Nonlethal Deterrents for Coyotes
March 31, 2005
By Ron Daines
March/April 2005 -- With a public increasingly sensitive about methods of eliminating predatory animals, tools like poisons and lethal traps are being phased out.
Now, there is a novel idea that may overcome such concerns: death by chocolate.
Chocolate has long been known as lethal to dogs, so scientists at the U.S. Wildlife Service's National Wildlife Research Center are working to refine chocolate's dosage levels and customize a delivery method for coyotes.
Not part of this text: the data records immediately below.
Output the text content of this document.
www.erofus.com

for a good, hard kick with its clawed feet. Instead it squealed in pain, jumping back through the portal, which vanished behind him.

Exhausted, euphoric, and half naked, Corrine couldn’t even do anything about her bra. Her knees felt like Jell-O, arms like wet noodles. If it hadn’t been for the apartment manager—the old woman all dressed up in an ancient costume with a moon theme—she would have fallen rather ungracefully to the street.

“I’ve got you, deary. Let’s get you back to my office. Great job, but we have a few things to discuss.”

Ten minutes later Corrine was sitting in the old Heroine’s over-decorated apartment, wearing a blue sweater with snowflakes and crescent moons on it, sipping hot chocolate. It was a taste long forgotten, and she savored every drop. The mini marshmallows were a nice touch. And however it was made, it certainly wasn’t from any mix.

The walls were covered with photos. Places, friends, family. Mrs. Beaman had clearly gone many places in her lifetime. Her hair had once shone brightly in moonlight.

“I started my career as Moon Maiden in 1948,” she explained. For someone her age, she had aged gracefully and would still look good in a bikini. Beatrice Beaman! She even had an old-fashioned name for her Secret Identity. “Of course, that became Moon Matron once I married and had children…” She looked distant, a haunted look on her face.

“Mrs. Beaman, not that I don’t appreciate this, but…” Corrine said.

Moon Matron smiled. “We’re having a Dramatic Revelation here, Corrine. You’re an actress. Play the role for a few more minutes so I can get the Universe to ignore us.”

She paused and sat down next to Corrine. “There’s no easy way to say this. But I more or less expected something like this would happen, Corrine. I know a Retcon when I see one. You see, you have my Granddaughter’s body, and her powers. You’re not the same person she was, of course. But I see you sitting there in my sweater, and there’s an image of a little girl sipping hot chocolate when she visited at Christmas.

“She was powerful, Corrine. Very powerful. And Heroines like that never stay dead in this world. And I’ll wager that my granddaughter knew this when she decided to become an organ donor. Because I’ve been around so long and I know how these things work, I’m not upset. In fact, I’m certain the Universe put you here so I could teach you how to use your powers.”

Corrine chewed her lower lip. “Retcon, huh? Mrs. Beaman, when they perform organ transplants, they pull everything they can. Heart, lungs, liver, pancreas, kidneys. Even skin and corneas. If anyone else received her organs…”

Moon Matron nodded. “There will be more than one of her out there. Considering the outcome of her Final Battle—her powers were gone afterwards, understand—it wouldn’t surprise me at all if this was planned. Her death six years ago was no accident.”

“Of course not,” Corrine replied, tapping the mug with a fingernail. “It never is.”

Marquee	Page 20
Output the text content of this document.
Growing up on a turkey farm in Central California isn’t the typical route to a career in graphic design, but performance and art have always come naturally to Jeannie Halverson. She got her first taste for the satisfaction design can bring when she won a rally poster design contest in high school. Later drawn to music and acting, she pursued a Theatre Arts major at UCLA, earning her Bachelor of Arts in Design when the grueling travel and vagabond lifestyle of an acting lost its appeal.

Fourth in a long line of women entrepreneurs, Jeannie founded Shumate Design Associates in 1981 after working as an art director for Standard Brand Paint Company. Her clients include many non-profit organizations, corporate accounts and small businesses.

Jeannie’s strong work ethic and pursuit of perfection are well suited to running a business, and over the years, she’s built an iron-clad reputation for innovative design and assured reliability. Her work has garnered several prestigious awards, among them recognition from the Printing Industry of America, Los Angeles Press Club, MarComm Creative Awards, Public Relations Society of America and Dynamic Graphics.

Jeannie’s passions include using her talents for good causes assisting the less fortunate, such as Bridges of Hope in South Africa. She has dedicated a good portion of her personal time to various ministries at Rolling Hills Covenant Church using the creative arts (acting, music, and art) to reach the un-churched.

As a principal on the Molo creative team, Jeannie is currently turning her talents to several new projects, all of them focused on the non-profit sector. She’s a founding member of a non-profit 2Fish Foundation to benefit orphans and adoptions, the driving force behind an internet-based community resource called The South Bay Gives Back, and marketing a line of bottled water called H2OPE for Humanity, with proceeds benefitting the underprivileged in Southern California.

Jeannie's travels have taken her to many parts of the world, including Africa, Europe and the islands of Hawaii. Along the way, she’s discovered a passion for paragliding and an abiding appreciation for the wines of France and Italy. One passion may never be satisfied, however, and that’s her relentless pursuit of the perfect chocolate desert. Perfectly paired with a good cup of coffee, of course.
"We're looking at methods that satisfy public concern over humane killing, the idea being that killing coyotes with something that doesn't kill humans may be seen as more humane," said John Shivik, supervisory research biologist at the Logan, Utah, research facility.
Chocolate is but one of several nonlethal approaches the researchers are exploring.
Shivik and his associates are using high-tech GPS collars to track killer coyotes and learn more about their behavior, which might offer better insights into humane management. As the research matures, they'll assess coyote response to stimuli such as guard animals, traps, people and aircraft.
"We're trying to understand coyote movements, find new toxicants in light of lost controls, develop repellants and design new capture tools," he said.
Shivik discussed several tools under study:
Other potential nonlethal deterrents are chemical repellents, biological odor repellents, disruptive harassment, conditioned taste aversion, electronic training collars and inhibition of reproduction.
- noise-generating devices have been found to work for short periods, but the animals typically habituate to the sounds;
- flashing lights coupled with sirens can reduce sheep loss to some extent, especially in smaller pens or bedding grounds, but again the animals may become used to the devices. Plus, such devices can annoy humans; and
- a technique, used in ancient Eastern Europe, in which flags are draped along ropes to drive animals into captivity. The flag-line ropes require maintenance, However, limiting their use to smaller fenced areas.